Old <- c(63, 0, 2, 46, 33, 33, 29, 23, 11, 12, 48, 15, 33, 14, 51,
         37, 24, 70, 63, 0, 73, 39, 54, 52, 39, 34, 30, 55, 58, 18)

New <- c(0, 32, 20, 23, 14, 19, 60, 59, 64, 64, 72, 50, 44, 14, 10,
         58, 19, 41, 17, 5, 36, 73, 19, 46, 9, 43, 73, 27, 25, 18)

State your hypotheses:

  • H₀: μ_d ____ 0
  • H₁: μ_d ____ 0
# Q7. Run a paired t-test.
#     (Hint: t.test(Old, New, paired = TRUE))

t.test(Old, New,
       paired = TRUE,
       alternative = "greater")
## 
##  Paired t-test
## 
## data:  Old and New
## t = 0.028519, df = 29, p-value = 0.4887
## alternative hypothesis: true mean difference is greater than 0
## 95 percent confidence interval:
##  -9.762971       Inf
## sample estimates:
## mean difference 
##       0.1666667
# Q8. What is the p-value?
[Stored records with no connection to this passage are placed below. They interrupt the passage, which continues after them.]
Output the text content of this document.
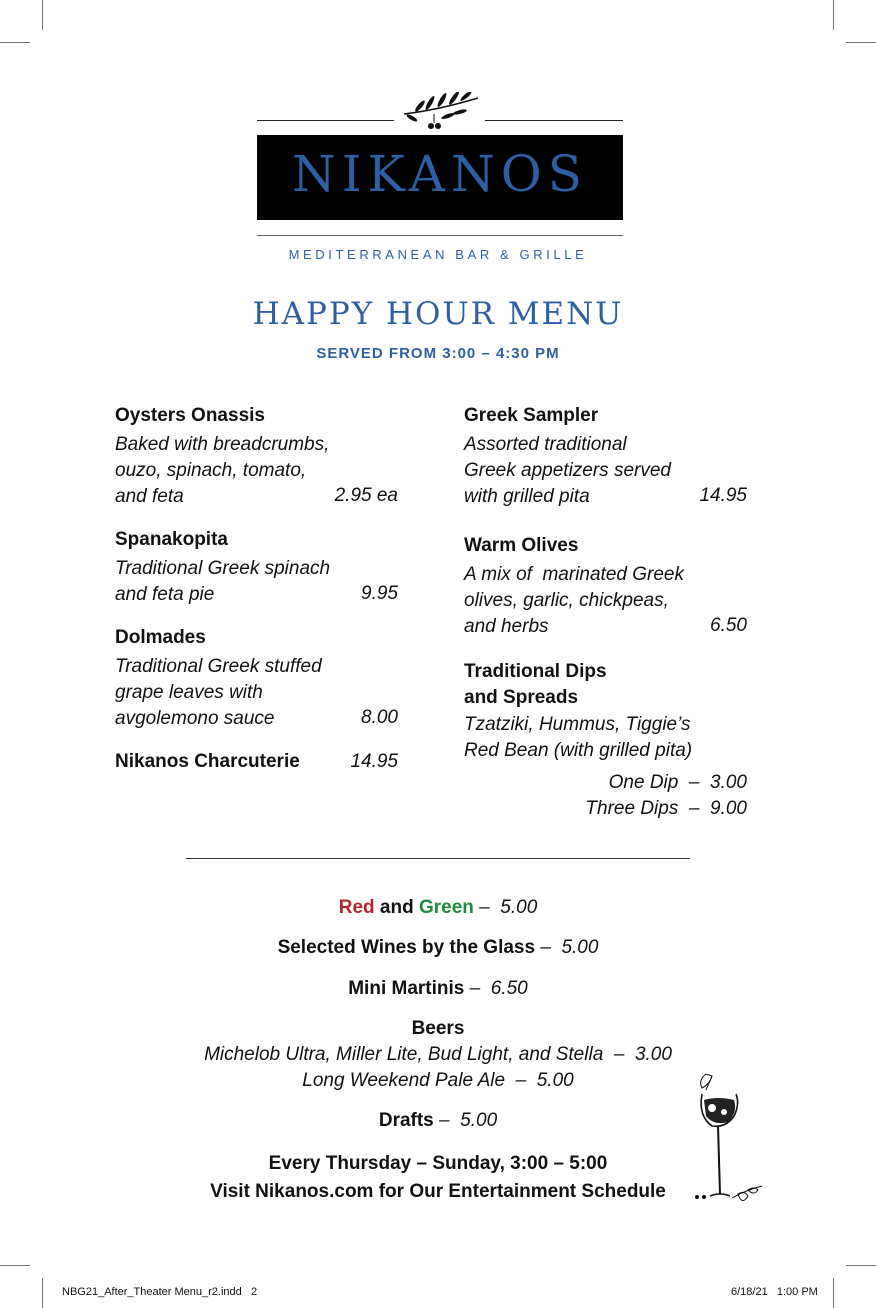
NIKANOS
MEDITERRANEAN BAR & GRILLE
HAPPY HOUR MENU
SERVED FROM 3:00 – 4:30 PM
Oysters Onassis
Baked with breadcrumbs,
ouzo, spinach, tomato,
and feta	2.95 ea
Spanakopita
Traditional Greek spinach
and feta pie	9.95
Dolmades
Traditional Greek stuffed
grape leaves with
avgolemono sauce	8.00
Nikanos Charcuterie	14.95
Greek Sampler
Assorted traditional
Greek appetizers served
with grilled pita	14.95
Warm Olives
A mix of  marinated Greek
olives, garlic, chickpeas,
and herbs	6.50
Traditional Dips
and Spreads
Tzatziki, Hummus, Tiggie’s
Red Bean (with grilled pita)
One Dip  –  3.00
Three Dips  –  9.00
Red and Green –  5.00
Selected Wines by the Glass –  5.00
Mini Martinis –  6.50
Beers
Michelob Ultra, Miller Lite, Bud Light, and Stella  –  3.00
Long Weekend Pale Ale  –  5.00
Drafts –  5.00
Every Thursday – Sunday, 3:00 – 5:00
Visit Nikanos.com for Our Entertainment Schedule
NBG21_After_Theater Menu_r2.indd   2	6/18/21   1:00 PM
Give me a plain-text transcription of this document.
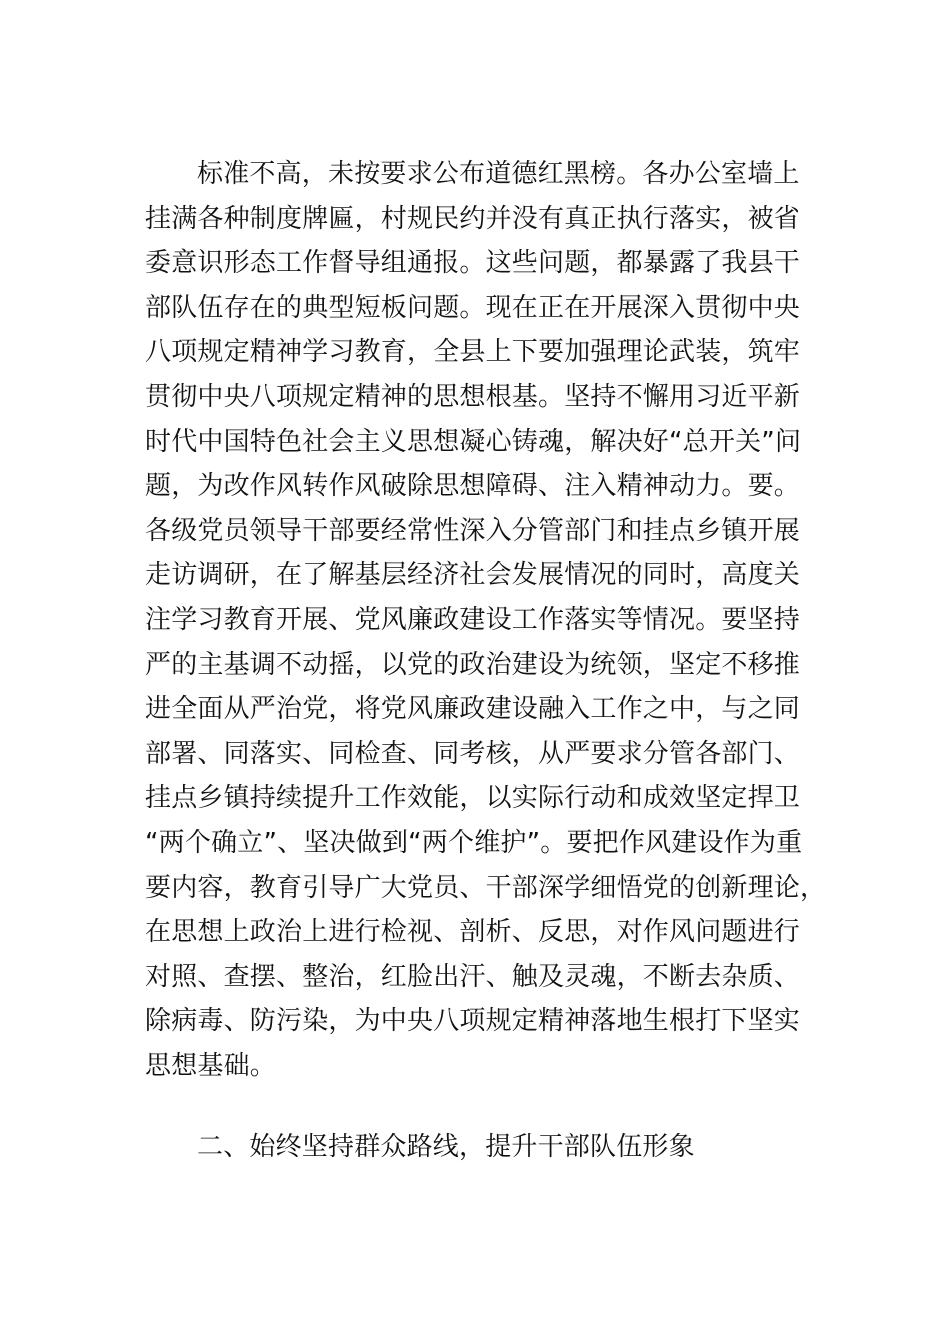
标准不高，未按要求公布道德红黑榜。各办公室墙上
挂满各种制度牌匾，村规民约并没有真正执行落实，被省
委意识形态工作督导组通报。这些问题，都暴露了我县干
部队伍存在的典型短板问题。现在正在开展深入贯彻中央
八项规定精神学习教育，全县上下要加强理论武装，筑牢
贯彻中央八项规定精神的思想根基。坚持不懈用习近平新
时代中国特色社会主义思想凝心铸魂，解决好“总开关”问
题，为改作风转作风破除思想障碍、注入精神动力。要。
各级党员领导干部要经常性深入分管部门和挂点乡镇开展
走访调研，在了解基层经济社会发展情况的同时，高度关
注学习教育开展、党风廉政建设工作落实等情况。要坚持
严的主基调不动摇，以党的政治建设为统领，坚定不移推
进全面从严治党，将党风廉政建设融入工作之中，与之同
部署、同落实、同检查、同考核，从严要求分管各部门、
挂点乡镇持续提升工作效能，以实际行动和成效坚定捍卫
“两个确立”、坚决做到“两个维护”。要把作风建设作为重
要内容，教育引导广大党员、干部深学细悟党的创新理论，
在思想上政治上进行检视、剖析、反思，对作风问题进行
对照、查摆、整治，红脸出汗、触及灵魂，不断去杂质、
除病毒、防污染，为中央八项规定精神落地生根打下坚实
思想基础。
二、始终坚持群众路线，提升干部队伍形象
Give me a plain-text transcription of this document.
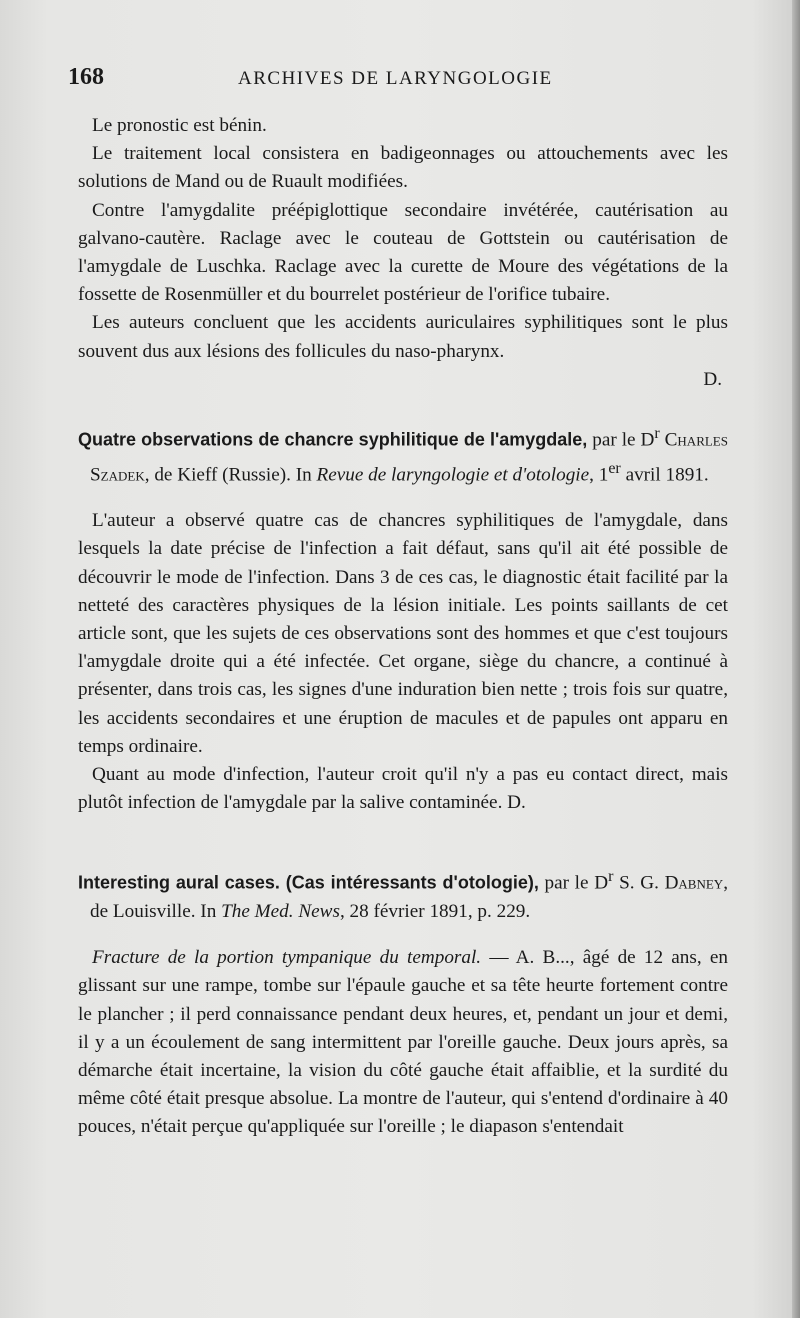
168	ARCHIVES DE LARYNGOLOGIE

Le pronostic est bénin.

Le traitement local consistera en badigeonnages ou attouchements avec les solutions de Mand ou de Ruault modifiées.

Contre l'amygdalite préépiglottique secondaire invétérée, cautérisation au galvano-cautère. Raclage avec le couteau de Gottstein ou cautérisation de l'amygdale de Luschka. Raclage avec la curette de Moure des végétations de la fossette de Rosenmüller et du bourrelet postérieur de l'orifice tubaire.

Les auteurs concluent que les accidents auriculaires syphilitiques sont le plus souvent dus aux lésions des follicules du naso-pharynx.

D.

Quatre observations de chancre syphilitique de l'amygdale, par le $D^r$ Charles Szadek, de Kieff (Russie). In Revue de laryngologie et d'otologie, 1er avril 1891.

L'auteur a observé quatre cas de chancres syphilitiques de l'amygdale, dans lesquels la date précise de l'infection a fait défaut, sans qu'il ait été possible de découvrir le mode de l'infection. Dans 3 de ces cas, le diagnostic était facilité par la netteté des caractères physiques de la lésion initiale. Les points saillants de cet article sont, que les sujets de ces observations sont des hommes et que c'est toujours l'amygdale droite qui a été infectée. Cet organe, siège du chancre, a continué à présenter, dans trois cas, les signes d'une induration bien nette ; trois fois sur quatre, les accidents secondaires et une éruption de macules et de papules ont apparu en temps ordinaire.

Quant au mode d'infection, l'auteur croit qu'il n'y a pas eu contact direct, mais plutôt infection de l'amygdale par la salive contaminée. D.

Interesting aural cases. (Cas intéressants d'otologie), par le $D^r$ S. G. Dabney, de Louisville. In The Med. News, 28 février 1891, p. 229.

Fracture de la portion tympanique du temporal. — A. B..., âgé de 12 ans, en glissant sur une rampe, tombe sur l'épaule gauche et sa tête heurte fortement contre le plancher ; il perd connaissance pendant deux heures, et, pendant un jour et demi, il y a un écoulement de sang intermittent par l'oreille gauche. Deux jours après, sa démarche était incertaine, la vision du côté gauche était affaiblie, et la surdité du même côté était presque absolue. La montre de l'auteur, qui s'entend d'ordinaire à 40 pouces, n'était perçue qu'appliquée sur l'oreille ; le diapason s'entendait
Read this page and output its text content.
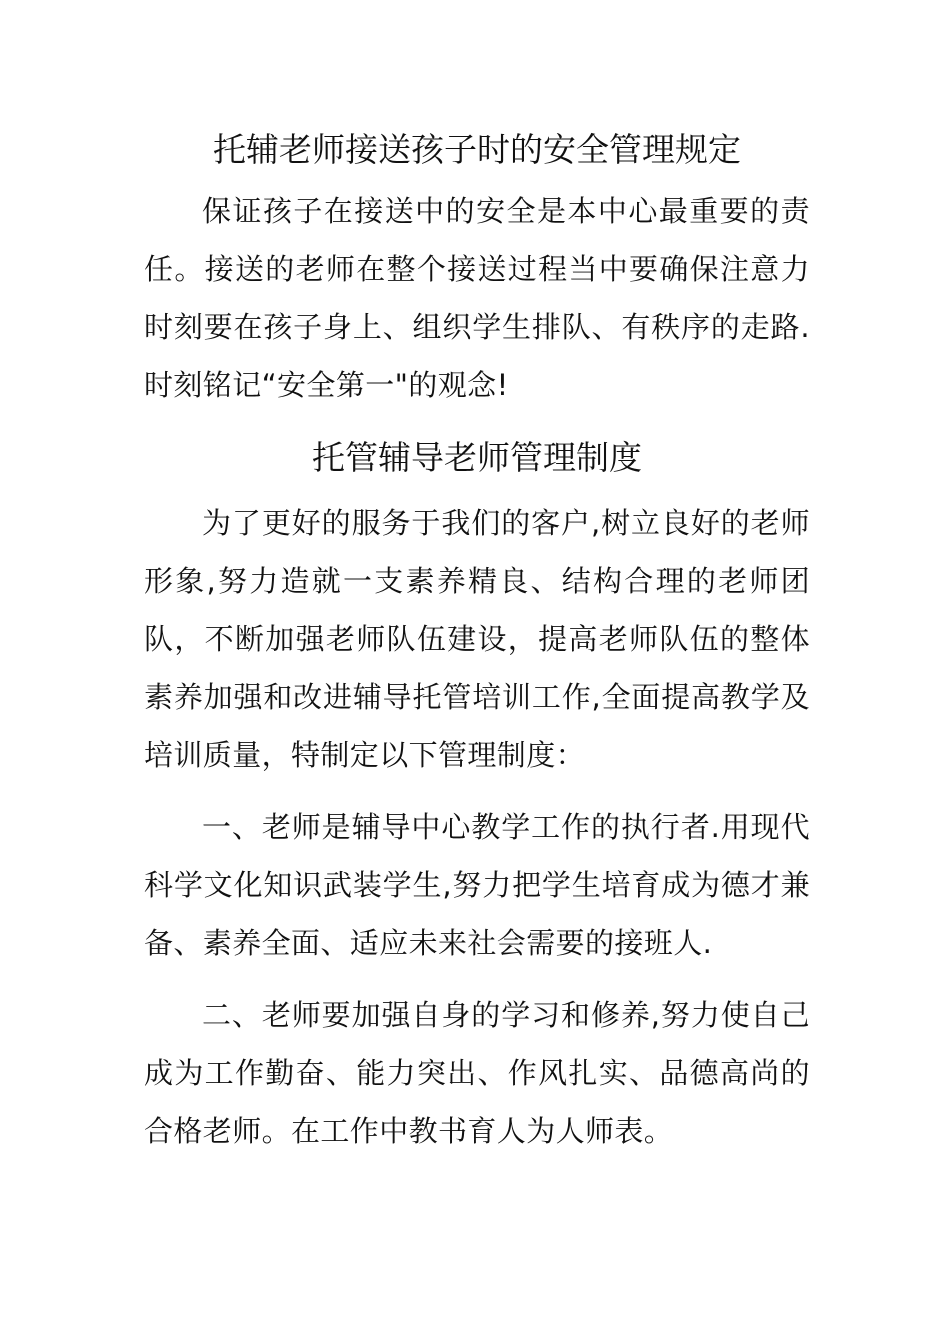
托辅老师接送孩子时的安全管理规定

保证孩子在接送中的安全是本中心最重要的责任。接送的老师在整个接送过程当中要确保注意力时刻要在孩子身上、组织学生排队、有秩序的走路.时刻铭记“安全第一"的观念!

托管辅导老师管理制度

为了更好的服务于我们的客户,树立良好的老师形象,努力造就一支素养精良、结构合理的老师团队，不断加强老师队伍建设，提高老师队伍的整体素养加强和改进辅导托管培训工作,全面提高教学及培训质量，特制定以下管理制度：

一、老师是辅导中心教学工作的执行者.用现代科学文化知识武装学生,努力把学生培育成为德才兼备、素养全面、适应未来社会需要的接班人.

二、老师要加强自身的学习和修养,努力使自己成为工作勤奋、能力突出、作风扎实、品德高尚的合格老师。在工作中教书育人为人师表。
At α = 0.05, do you reject H₀?
#The p-value is approximately 0.489.

#Since
# 0.489>0.05,we fail to reject H₀.

Q9. Write your conclusion in plain English. Does the data support the claim that the new method reduces crying time? The data do not provide enough evidence to conclude that infants cried less when they were held by their mothers during the vitamin K shot. Based on this sample, the new method does not appear to significantly reduce crying time.